By Eric Eyre and Ian Karbal for Mountain State Spotlight
This story was originally published by Mountain State Spotlight. For more stories from Mountain State Spotlight, visit www.mountainstatespotlight.org.
After only five days of testimony, lawyers representing the country’s three largest drug distributors rested their defense in the landmark opioid trial taking place in federal court in West Virginia.
After attempting to shift the blame to multiple other parties, from the drug manufacturers to the doctors prescribing the bills, the distributors’ final expert witness questioned the nature of a supposed opioid epidemic altogether.
Stephenie Colston, who has professionally managed treatment programs and overseen the distribution of federal funds to state and local governments combating opioid and substance abuse disorders, argued that instead of an individual opioid crisis, the country has long been facing “a series of crises that shifts from drug to drug.” Colston cited recent data from the West Virginia Department of Health and Human Resources that show an uptick in methamphetamine overdoses to prove her point.

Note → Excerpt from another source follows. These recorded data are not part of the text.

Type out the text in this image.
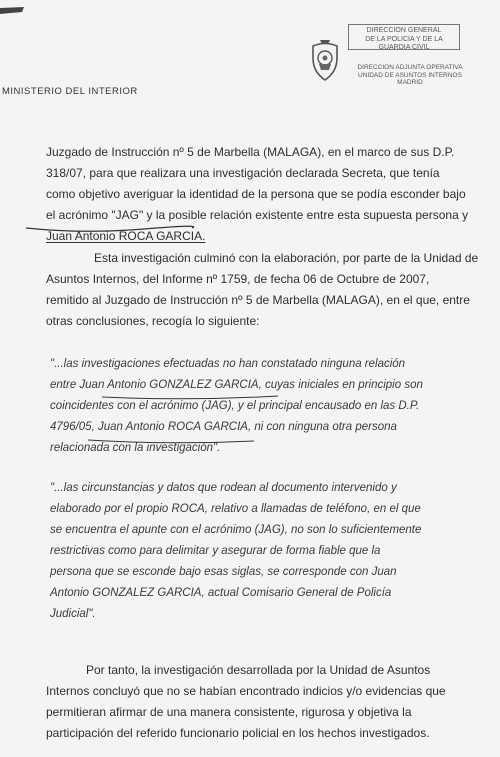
MINISTERIO DEL INTERIOR
DIRECCION GENERAL
DE LA POLICIA Y DE LA
GUARDIA CIVIL
DIRECCION ADJUNTA OPERATIVA
UNIDAD DE ASUNTOS INTERNOS
MADRID
Juzgado de Instrucción nº 5 de Marbella (MALAGA), en el marco de sus D.P.
318/07, para que realizara una investigación declarada Secreta, que tenía
como objetivo averiguar la identidad de la persona que se podía esconder bajo
el acrónimo "JAG" y la posible relación existente entre esta supuesta persona y
Juan Antonio ROCA GARCIA.
Esta investigación culminó con la elaboración, por parte de la Unidad de
Asuntos Internos, del Informe nº 1759, de fecha 06 de Octubre de 2007,
remitido al Juzgado de Instrucción nº 5 de Marbella (MALAGA), en el que, entre
otras conclusiones, recogía lo siguiente:
"...las investigaciones efectuadas no han constatado ninguna relación
entre Juan Antonio GONZALEZ GARCIA, cuyas iniciales en principio son
coincidentes con el acrónimo (JAG), y el principal encausado en las D.P.
4796/05, Juan Antonio ROCA GARCIA, ni con ninguna otra persona
relacionada con la investigación".
"...las circunstancias y datos que rodean al documento intervenido y
elaborado por el propio ROCA, relativo a llamadas de teléfono, en el que
se encuentra el apunte con el acrónimo (JAG), no son lo suficientemente
restrictivas como para delimitar y asegurar de forma fiable que la
persona que se esconde bajo esas siglas, se corresponde con Juan
Antonio GONZALEZ GARCIA, actual Comisario General de Policía
Judicial".
Por tanto, la investigación desarrollada por la Unidad de Asuntos
Internos concluyó que no se habían encontrado indicios y/o evidencias que
permitieran afirmar de una manera consistente, rigurosa y objetiva la
participación del referido funcionario policial en los hechos investigados.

“Pointing the finger at any one of those substances is not quite what I conceive as accurate,” she said.
But when Huntington lawyer Paul Farrell asked Colston whether the multi-drug abuse problem significantly interfered with the public’s health in Cabell County, she responded, “Absolutely.”
Colston’s testimony went a step further than previous defense witnesses, who echoed the companies’ argument that doctors triggered the addiction crisis because they prescribed too many pain pills.
The Cabell County Commission and City of Huntington are suing the “big three” prescription drug distributors – McKesson, Cardinal Health and AmerisourceBergen – alleging they fueled the opioid epidemic by flooding the area with powerful painkillers such as OxyContin.